SQ impact from a tube preamp after signal leaving an AVR?


So this is of interest to home theatre systems that also have tube preamps.

apparently, signal flowing thru an avr is additionally impacted when flowing thru a tube preamp.

does home theatre sound improve after addl processing from a tube preamp?




emergingsoul

Showing 1 response by millercarbon

You’re making some fundamentally flawed assumptions here. Its not just avrs and pre amps. The signal flowing through everything is additionally impacted when flowing through everything else. No, home theater sound does not improve after additional processing... from anything.

This is a fundamental misunderstanding you are making, but it is a very common one a lot of people make. Nothing, no component, no wire, no tube, no circuit of any kind, can ever make anything better. The very best anything can do is to not harm the signal, to pass it unmolested.

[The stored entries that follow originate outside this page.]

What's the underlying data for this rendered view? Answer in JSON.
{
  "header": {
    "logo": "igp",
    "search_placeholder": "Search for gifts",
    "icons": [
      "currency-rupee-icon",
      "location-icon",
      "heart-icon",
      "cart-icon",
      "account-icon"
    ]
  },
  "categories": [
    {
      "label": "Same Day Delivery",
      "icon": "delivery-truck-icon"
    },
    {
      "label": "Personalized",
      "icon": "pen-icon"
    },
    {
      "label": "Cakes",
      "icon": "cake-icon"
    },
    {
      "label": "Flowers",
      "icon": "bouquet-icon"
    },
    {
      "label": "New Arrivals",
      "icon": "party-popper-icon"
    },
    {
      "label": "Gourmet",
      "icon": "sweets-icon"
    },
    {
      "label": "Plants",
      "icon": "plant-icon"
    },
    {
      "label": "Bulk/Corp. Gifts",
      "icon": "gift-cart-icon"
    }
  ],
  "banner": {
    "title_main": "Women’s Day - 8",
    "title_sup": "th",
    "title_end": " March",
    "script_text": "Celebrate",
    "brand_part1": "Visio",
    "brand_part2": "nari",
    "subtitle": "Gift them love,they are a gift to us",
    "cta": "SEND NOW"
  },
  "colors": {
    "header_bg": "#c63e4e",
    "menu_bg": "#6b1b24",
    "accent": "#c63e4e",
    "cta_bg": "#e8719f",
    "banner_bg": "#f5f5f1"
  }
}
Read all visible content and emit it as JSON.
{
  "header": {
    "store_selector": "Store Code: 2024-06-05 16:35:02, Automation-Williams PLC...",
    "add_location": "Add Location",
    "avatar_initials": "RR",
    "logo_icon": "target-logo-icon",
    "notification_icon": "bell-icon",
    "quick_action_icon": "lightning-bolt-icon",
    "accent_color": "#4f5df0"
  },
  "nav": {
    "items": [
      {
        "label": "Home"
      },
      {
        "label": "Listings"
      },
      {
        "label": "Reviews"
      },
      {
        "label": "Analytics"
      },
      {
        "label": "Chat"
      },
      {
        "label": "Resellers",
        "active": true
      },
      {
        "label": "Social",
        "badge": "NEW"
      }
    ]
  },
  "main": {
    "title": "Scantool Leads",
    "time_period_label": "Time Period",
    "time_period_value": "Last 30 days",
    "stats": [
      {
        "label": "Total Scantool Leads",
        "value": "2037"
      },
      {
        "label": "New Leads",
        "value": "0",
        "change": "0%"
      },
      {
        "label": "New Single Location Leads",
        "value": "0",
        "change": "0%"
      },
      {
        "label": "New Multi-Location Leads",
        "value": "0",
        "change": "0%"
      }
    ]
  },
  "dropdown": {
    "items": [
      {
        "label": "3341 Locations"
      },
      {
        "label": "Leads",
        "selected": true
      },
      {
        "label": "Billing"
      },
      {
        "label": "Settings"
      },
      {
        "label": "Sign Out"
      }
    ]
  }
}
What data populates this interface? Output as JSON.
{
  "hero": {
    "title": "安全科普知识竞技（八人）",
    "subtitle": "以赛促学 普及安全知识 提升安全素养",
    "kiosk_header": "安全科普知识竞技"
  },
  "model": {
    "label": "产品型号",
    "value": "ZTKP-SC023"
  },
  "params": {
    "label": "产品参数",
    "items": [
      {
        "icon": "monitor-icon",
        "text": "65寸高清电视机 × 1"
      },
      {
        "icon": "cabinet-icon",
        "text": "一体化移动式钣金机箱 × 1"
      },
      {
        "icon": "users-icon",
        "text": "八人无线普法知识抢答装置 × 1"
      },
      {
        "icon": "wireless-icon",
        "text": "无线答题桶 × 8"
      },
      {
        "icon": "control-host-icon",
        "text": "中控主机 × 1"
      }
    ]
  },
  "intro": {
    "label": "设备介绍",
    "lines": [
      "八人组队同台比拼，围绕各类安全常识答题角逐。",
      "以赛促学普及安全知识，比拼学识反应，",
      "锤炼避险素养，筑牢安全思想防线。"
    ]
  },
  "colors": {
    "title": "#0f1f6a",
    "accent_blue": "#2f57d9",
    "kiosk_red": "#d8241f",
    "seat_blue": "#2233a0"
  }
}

Think of a window. Imagine your stereo or home theater as a window on the performance. How can a window make it any better? It can’t. The glass can be clean or dirty, colored or clear, flat or curved and distorted. The very best it can possibly be is an open frame with no glass no nothing just air. Its impossible for the window to improve anything, because the minute it does that its no longer a window. Its a microscope, or a telescope, or anything other than a window.

Got it? So the avr does way more harm or damage, the tube pre amp does way less, but never at any point does anything ever get any better. That’s why its so important to get the G-D avr out of the room. The massive harm it does can never be made right.